The Secrets Of Compelling Content In The Digital Age
Julie Mahoneyon 17 September, 2015 at 10:09
It’s a typical day in Mumbai. Kids are playing in the street. Baskets of jasmine, carnations, and orchids fill the flower market. A mother cooks Bhindi for her son.
It’s nothing too unusual except for the fact that the mother’s dish will be flown all the way to New York to her son Ratnesh. A film crew huddles in her kitchen, as she cooks and speaks with tear-filled longing about her son, from whom she’s been separated for 15 years. She thinks that British Airways is flying her dish to him as part of special promotion.
As she continues cooking, a messenger arrives to transport the dish. She looks up from her stove. It’s her son. The earlier tears give way to a giant smile as she is overwhelmed with both the shock and joy of seeing her son in the flesh. It’s a lovely moment to watch.

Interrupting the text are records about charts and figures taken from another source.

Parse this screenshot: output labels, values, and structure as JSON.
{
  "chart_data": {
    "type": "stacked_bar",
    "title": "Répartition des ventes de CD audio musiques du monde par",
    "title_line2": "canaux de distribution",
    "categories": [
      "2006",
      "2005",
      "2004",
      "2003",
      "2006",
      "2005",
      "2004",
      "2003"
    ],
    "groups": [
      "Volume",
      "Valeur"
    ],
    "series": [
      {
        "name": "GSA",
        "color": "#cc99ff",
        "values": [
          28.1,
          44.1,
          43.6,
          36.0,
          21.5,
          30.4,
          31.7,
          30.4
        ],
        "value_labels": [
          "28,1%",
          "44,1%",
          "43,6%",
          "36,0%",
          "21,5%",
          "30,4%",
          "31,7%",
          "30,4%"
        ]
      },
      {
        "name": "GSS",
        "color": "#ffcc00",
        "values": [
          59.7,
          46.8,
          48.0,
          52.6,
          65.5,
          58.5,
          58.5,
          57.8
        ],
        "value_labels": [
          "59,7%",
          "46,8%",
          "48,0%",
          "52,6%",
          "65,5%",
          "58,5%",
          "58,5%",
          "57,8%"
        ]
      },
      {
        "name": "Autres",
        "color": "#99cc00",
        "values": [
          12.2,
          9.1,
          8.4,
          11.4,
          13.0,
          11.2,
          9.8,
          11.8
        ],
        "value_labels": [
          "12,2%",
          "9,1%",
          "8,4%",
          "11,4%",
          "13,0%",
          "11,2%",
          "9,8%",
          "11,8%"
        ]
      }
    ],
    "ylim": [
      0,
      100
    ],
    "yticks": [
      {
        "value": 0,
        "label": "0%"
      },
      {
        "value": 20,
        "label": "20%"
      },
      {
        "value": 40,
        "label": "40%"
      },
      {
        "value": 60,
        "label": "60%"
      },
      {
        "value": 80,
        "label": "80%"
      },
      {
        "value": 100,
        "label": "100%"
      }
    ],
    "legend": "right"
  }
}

When the video is posted online, the end frame neatly encapsulates the emotion, “It’s never been about the flying.”. And the world agreed. This heartwarming campaign, #visitmum connected British Airways with its target audience – Indian expats living in the States – on an emotional level, while increasing ticket sales by 65 percent.
It also contains three secrets to creating compelling content.
Secret 1: Make storytelling a key marketing priority
Ok, I’ve cheated, as this really should not be a secret. Storytelling is a nuclear hot topic. But storytelling makes real business sense. Why? It creates a bond between brands and consumers like no other.
Research show that stories stimulate emotions, which may be the key to better learning, and decision making. Or simply put: when we listen to stories, more of the brain lights up. In a world where attention is fleeting, that’s real marketing value.
Storytelling is also a way to create memorable content. In fact, stories are more than 22 times more memorable than facts alone.
Finally, emotion is a powerful tool and a way to cut through digital clutter. As I recently learned from Tariq Slim, Twitter’s Tech and Telco Lead at London Social Media Week, the most used ‘word’ on Twitter is the heart emoji.
Secret 2: Produce content that creates two-way dialogue
Tariq also shared at Social Media Week great examples of content that encourages dialogue on Twitter. BT Sport, for example, adopts a ‘fan’ tone of voice and creates content that reflects its involvement in sports.
Social data tell us what people like, dislike, are sharing, and thinking. It’s all quite valuable—when filtered through a brand’s purpose and objectives.
There were interesting case studies from Social Media Week, of brands using real-time social data to better understand what content and trends their prospect crave.
The example I liked the most was TopShop’s #LiveTrends (direct from London Fashion Week) campaign. During London Fashion Week, they analysed social data for key fashion trends and created content that reflected not only their appreciation but also their products that were on trend. They had 3.5 million customer engagements during London Fashion Week and saw a 75% uplift in sales.
So don’t forget these three secrets to creating compelling content. Your competitors won’t!